One of the papers I’m currently writing is about how “time” is understood across sequences of panels. Scott McCloud’s basic position on this is that “time = space,” so moving through space means that time is passing in graphic form. I have numerous problems with this, but more than anything it has made me question why this equation might be made.
I’ve been particularly into Benjamin Lee Whorf’s writings, who argued that the language we speak affects the way we think and perceive reality. A class on this “lingustic relativity” in college is what basically motivated me to study the relationships between linguistics and “comics” in the first place.
Whorf argues that the tense system found in most European languages is what (in part) has created our sense that time is a linear thing. Because we have a past, present, and future tense, it lines up all events in a row. He makes similar arguments to the extant that we create a sense of “space” out of our quantifiers and plural system that relates back to our understanding of time.
So, this begs the question: Will the people who speak a language without a tense system (like Hopi, as Whorf shows) have a different manner of conveying concepts graphically? Would their visual languages lack sequential events entirely in favor of something else more amenable to their spoken language? Would this make the visual langauge grammar dependent on the concepts from the spoken, or can both exist with different systems of conveying events?
This is one of the most fascinating possibilities for research I think: whether the language one speaks affects the language that one draws. In some ways, this is the question that a lot of my work is leading up to. All in good time I suppose…
I’ve been coming at the space=time equation from a different angle recently. Some comics are presented on the web one panel at a time (I’ve been using Ethan Persoff’s as an example). Each successive panel is displayed in exactly the same space as the last (and the next and so on…). This goes against the panel juxtaposition/space=time idea yet I think the mental mechanisms used to read these narratives are the same as in conventional comics layouts.

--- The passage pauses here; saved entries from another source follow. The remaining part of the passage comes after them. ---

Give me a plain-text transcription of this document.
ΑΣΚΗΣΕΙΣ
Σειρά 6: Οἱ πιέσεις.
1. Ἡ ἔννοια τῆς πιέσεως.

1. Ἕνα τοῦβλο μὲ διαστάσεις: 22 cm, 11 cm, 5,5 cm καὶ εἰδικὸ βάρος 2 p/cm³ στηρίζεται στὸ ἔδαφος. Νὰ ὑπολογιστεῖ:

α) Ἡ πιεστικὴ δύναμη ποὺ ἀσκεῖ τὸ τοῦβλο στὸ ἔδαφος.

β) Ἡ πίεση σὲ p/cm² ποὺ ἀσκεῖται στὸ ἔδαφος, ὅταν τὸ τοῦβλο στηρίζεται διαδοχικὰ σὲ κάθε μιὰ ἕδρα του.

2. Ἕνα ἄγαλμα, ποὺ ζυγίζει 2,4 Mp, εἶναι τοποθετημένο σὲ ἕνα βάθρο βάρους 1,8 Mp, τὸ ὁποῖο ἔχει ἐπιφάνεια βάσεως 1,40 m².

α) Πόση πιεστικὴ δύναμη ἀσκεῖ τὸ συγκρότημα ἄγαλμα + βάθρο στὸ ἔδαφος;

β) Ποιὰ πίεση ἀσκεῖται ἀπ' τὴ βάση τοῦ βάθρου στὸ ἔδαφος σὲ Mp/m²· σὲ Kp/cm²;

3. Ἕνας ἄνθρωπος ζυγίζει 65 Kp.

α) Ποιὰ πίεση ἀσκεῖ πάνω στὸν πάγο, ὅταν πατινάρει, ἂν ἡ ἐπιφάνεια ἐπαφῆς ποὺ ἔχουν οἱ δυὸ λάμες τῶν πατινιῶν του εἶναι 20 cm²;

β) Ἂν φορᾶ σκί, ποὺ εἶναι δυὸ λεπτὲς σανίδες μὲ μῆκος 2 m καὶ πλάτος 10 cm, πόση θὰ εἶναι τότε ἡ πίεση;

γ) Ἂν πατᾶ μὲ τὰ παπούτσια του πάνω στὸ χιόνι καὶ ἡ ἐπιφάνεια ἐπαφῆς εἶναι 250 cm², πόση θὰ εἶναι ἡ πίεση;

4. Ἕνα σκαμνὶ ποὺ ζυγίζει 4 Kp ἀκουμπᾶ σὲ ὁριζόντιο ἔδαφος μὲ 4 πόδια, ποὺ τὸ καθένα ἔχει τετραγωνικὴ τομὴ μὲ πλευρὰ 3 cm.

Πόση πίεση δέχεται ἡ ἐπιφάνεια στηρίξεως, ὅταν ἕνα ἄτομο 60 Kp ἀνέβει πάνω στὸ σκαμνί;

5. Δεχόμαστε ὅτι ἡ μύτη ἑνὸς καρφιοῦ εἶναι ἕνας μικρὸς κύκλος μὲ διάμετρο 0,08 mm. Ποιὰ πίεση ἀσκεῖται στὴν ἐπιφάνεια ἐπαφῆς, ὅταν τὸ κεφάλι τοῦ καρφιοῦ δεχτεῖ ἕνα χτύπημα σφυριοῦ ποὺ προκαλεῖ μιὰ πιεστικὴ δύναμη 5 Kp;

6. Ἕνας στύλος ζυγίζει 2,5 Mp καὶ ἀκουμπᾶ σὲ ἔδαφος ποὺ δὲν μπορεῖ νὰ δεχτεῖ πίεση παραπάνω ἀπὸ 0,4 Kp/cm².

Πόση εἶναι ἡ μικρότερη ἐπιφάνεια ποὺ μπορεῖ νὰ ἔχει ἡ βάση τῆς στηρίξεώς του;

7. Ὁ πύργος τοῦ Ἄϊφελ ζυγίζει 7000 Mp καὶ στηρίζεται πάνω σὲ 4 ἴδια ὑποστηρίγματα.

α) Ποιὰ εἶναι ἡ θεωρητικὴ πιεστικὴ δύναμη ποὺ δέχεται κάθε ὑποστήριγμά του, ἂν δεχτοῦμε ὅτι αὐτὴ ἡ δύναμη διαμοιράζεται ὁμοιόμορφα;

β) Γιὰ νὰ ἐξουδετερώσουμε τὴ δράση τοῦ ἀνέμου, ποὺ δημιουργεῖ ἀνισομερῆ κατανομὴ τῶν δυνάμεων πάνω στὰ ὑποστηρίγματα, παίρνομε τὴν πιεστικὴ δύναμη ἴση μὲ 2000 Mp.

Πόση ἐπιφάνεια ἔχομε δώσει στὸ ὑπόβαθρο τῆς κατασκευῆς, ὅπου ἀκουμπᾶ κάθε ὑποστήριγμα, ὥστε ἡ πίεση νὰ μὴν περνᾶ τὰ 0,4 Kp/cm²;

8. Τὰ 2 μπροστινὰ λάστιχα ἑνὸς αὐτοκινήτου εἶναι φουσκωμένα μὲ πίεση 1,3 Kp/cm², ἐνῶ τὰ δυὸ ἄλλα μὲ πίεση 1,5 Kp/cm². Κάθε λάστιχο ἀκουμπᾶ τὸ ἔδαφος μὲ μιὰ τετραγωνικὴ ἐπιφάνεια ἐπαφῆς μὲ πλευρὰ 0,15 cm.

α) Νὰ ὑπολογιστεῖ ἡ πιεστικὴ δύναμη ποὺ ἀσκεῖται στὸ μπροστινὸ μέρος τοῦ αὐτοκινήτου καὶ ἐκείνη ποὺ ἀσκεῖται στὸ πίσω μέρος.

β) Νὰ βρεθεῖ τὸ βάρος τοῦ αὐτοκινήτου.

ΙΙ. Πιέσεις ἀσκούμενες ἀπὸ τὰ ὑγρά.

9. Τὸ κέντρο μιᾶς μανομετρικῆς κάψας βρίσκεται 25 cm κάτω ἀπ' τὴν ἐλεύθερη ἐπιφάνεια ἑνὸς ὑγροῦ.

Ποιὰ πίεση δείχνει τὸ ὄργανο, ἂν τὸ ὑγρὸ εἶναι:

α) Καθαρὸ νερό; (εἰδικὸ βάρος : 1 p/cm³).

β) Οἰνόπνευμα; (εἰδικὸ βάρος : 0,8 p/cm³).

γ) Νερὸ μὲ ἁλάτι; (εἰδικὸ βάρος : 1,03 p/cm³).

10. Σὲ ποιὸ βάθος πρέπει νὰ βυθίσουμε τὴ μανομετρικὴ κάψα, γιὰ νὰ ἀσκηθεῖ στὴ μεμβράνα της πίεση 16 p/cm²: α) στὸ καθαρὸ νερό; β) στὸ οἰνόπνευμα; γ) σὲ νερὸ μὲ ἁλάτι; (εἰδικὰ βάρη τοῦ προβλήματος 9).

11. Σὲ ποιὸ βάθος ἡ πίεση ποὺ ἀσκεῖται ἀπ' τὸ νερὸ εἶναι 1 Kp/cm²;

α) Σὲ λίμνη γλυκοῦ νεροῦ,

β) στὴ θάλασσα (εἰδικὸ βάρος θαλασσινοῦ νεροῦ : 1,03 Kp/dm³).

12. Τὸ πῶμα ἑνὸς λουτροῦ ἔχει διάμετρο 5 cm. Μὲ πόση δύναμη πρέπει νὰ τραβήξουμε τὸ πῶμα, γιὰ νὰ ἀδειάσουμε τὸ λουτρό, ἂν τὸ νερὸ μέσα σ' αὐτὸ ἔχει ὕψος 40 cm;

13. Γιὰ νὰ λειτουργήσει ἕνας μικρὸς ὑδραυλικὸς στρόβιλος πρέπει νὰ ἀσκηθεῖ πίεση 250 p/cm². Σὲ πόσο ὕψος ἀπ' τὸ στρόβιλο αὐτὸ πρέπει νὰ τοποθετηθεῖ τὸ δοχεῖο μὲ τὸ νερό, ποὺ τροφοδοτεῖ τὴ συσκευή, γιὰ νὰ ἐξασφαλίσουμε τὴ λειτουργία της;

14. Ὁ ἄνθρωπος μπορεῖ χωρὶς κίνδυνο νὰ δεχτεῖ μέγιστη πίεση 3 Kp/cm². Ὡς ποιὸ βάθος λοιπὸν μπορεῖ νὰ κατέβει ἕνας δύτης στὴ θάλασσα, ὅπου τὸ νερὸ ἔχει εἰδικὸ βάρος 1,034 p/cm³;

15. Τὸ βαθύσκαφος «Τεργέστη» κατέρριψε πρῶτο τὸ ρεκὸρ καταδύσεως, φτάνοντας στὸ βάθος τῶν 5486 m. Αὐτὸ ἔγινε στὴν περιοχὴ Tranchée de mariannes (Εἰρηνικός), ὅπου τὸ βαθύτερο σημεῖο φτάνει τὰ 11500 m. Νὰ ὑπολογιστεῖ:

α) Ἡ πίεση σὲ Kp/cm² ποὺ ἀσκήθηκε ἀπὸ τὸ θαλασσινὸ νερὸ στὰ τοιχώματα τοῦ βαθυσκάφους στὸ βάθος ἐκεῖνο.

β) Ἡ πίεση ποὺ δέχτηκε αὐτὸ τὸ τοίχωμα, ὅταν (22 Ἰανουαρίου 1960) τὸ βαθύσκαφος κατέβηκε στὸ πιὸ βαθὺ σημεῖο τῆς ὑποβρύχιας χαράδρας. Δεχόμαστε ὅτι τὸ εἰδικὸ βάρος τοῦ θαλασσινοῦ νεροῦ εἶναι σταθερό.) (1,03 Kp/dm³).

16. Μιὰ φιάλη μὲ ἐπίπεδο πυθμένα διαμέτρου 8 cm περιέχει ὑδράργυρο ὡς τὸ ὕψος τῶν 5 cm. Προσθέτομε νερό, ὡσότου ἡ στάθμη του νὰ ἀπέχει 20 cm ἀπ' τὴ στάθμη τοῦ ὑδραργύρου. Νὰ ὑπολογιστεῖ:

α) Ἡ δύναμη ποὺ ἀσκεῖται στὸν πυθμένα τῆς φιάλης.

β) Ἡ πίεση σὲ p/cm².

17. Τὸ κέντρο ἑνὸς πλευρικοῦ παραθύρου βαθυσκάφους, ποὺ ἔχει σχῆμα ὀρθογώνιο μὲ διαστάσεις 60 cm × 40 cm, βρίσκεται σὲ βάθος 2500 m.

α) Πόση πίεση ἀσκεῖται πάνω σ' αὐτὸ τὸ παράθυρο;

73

It’s a different tack than what you discuss here but both ideas question conventially held comics wisdom. I look forward to seeing the paper.
As an aside, Did the Hopi develop a symbol system for their language? I mean before any European intervention/translation? I’m no linguist but it would seem a purely spoken language would have less reason for tense than a written language.
Maybe I’m just musing up the wrong tree…
Whoops. Forgot to close my tag.
Etan Persof’s The Recovery of Charle Pickle is my example.
Thats an interesting example you posted. With the constant background, it almost comes across as “animation lite” rather than spatial juxtaposition. In many ways, its like the Australian sand narratives I always mention.
I can’t say for certain, but I’m fairly sure that the Hopi did not develop a transcription system that was systematized in any way. There have been reports of various Native American “picture stories” that might shed light on how visual thought was conveyed in relation to verbalized speech. But, those weren’t systematic by most accounts.